What it would need to take account of is all of the roles that institutions have outsourced or put into separate companies, which are usually the lower paid staff and who are now on contracts worse than the ones they had when they were direct employees of the institution

Charles Knight
1 month ago
Reply to  David Ealey

Increasingly we are seeing post-92s do this with all staff – it’s also creating a governance gap but that’d a story for another time.

Charles Knight
1 month ago

“Pay in higher education could perhaps be compared fairly to pharmaceutical or healthcare companies – both require staff with significant academic training, and both require support functions that are likely to be less well paid in order to run the enterprise. ”

Maybe, but the big difference is the total packages – Bonuses, long-term incentive plans, share awards, options, and other performance-related elements come into play.

Public-sector pay scales, like those we see in Universities, are fine for many people, but if you are a really high performer, you can quickly taper off.

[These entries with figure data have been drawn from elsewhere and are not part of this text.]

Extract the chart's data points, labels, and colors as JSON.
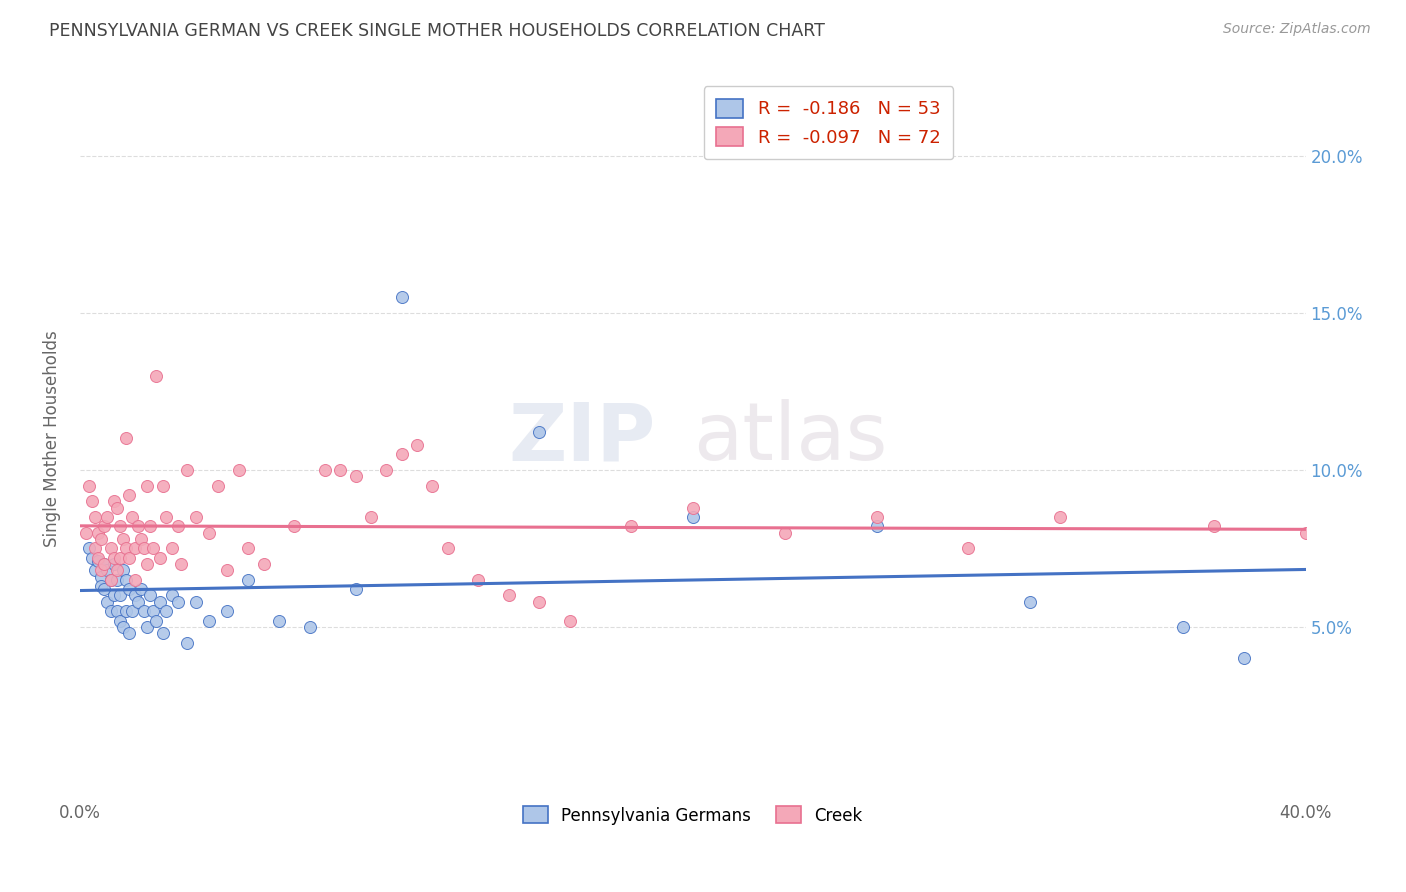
{
  "title": "PENNSYLVANIA GERMAN VS CREEK SINGLE MOTHER HOUSEHOLDS CORRELATION CHART",
  "source": "Source: ZipAtlas.com",
  "ylabel": "Single Mother Households",
  "xlim": [
    0.0,
    0.4
  ],
  "ylim": [
    -0.005,
    0.225
  ],
  "yticks": [
    0.05,
    0.1,
    0.15,
    0.2
  ],
  "ytick_labels": [
    "5.0%",
    "10.0%",
    "15.0%",
    "20.0%"
  ],
  "xticks": [
    0.0,
    0.1,
    0.2,
    0.3,
    0.4
  ],
  "xtick_labels": [
    "0.0%",
    "",
    "",
    "",
    "40.0%"
  ],
  "legend_entries": [
    {
      "label": "Pennsylvania Germans",
      "R": "-0.186",
      "N": "53"
    },
    {
      "label": "Creek",
      "R": "-0.097",
      "N": "72"
    }
  ],
  "watermark_zip": "ZIP",
  "watermark_atlas": "atlas",
  "background_color": "#ffffff",
  "grid_color": "#dddddd",
  "title_color": "#444444",
  "axis_label_color": "#666666",
  "right_tick_color": "#5b9bd5",
  "scatter_blue_color": "#aec6e8",
  "scatter_pink_color": "#f4a8b8",
  "line_blue_color": "#4472c4",
  "line_pink_color": "#e87090",
  "pa_german_x": [
    0.003,
    0.004,
    0.005,
    0.006,
    0.007,
    0.007,
    0.008,
    0.008,
    0.009,
    0.009,
    0.01,
    0.01,
    0.011,
    0.011,
    0.012,
    0.012,
    0.013,
    0.013,
    0.014,
    0.014,
    0.015,
    0.015,
    0.016,
    0.016,
    0.017,
    0.018,
    0.019,
    0.02,
    0.021,
    0.022,
    0.023,
    0.024,
    0.025,
    0.026,
    0.027,
    0.028,
    0.03,
    0.032,
    0.035,
    0.038,
    0.042,
    0.048,
    0.055,
    0.065,
    0.075,
    0.09,
    0.105,
    0.15,
    0.2,
    0.26,
    0.31,
    0.36,
    0.38
  ],
  "pa_german_y": [
    0.075,
    0.072,
    0.068,
    0.071,
    0.066,
    0.063,
    0.07,
    0.062,
    0.068,
    0.058,
    0.065,
    0.055,
    0.07,
    0.06,
    0.065,
    0.055,
    0.06,
    0.052,
    0.068,
    0.05,
    0.065,
    0.055,
    0.062,
    0.048,
    0.055,
    0.06,
    0.058,
    0.062,
    0.055,
    0.05,
    0.06,
    0.055,
    0.052,
    0.058,
    0.048,
    0.055,
    0.06,
    0.058,
    0.045,
    0.058,
    0.052,
    0.055,
    0.065,
    0.052,
    0.05,
    0.062,
    0.155,
    0.112,
    0.085,
    0.082,
    0.058,
    0.05,
    0.04
  ],
  "creek_x": [
    0.002,
    0.003,
    0.004,
    0.005,
    0.005,
    0.006,
    0.006,
    0.007,
    0.007,
    0.008,
    0.008,
    0.009,
    0.01,
    0.01,
    0.011,
    0.011,
    0.012,
    0.012,
    0.013,
    0.013,
    0.014,
    0.015,
    0.015,
    0.016,
    0.016,
    0.017,
    0.018,
    0.018,
    0.019,
    0.02,
    0.021,
    0.022,
    0.022,
    0.023,
    0.024,
    0.025,
    0.026,
    0.027,
    0.028,
    0.03,
    0.032,
    0.033,
    0.035,
    0.038,
    0.042,
    0.045,
    0.048,
    0.052,
    0.055,
    0.06,
    0.07,
    0.08,
    0.085,
    0.09,
    0.095,
    0.1,
    0.105,
    0.11,
    0.115,
    0.12,
    0.13,
    0.14,
    0.15,
    0.16,
    0.18,
    0.2,
    0.23,
    0.26,
    0.29,
    0.32,
    0.37,
    0.4
  ],
  "creek_y": [
    0.08,
    0.095,
    0.09,
    0.085,
    0.075,
    0.08,
    0.072,
    0.078,
    0.068,
    0.082,
    0.07,
    0.085,
    0.075,
    0.065,
    0.09,
    0.072,
    0.088,
    0.068,
    0.082,
    0.072,
    0.078,
    0.11,
    0.075,
    0.092,
    0.072,
    0.085,
    0.075,
    0.065,
    0.082,
    0.078,
    0.075,
    0.095,
    0.07,
    0.082,
    0.075,
    0.13,
    0.072,
    0.095,
    0.085,
    0.075,
    0.082,
    0.07,
    0.1,
    0.085,
    0.08,
    0.095,
    0.068,
    0.1,
    0.075,
    0.07,
    0.082,
    0.1,
    0.1,
    0.098,
    0.085,
    0.1,
    0.105,
    0.108,
    0.095,
    0.075,
    0.065,
    0.06,
    0.058,
    0.052,
    0.082,
    0.088,
    0.08,
    0.085,
    0.075,
    0.085,
    0.082,
    0.08
  ]
}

There is a particular problem in the middle-management space where more and more roles seem to be compressed down to have salaries not much higher than the top of the SL payscale – a lot of very good people simply don’t want the hassle.

Similar – the IP sharing arrangements are so poor in most universities, the best thing to do for most people is to keep good ideas to yourself.

Bobby
1 month ago

Does Mark Leach (the CEO of Wonkhe) earn 10 times what you earn David? Should he perhaps lower your pay if he earns less than 10 times what you earn?

Mad Hatter
28 days ago

So if you are running a company with a lot of low skilled workers or entry level positions, the Greens prohibit you from earning as much as a company that outsources all of this work. And this is regardless of the size and profitability of the company. What will the next WONKHE article be inspired by – Alice in Wonderland!?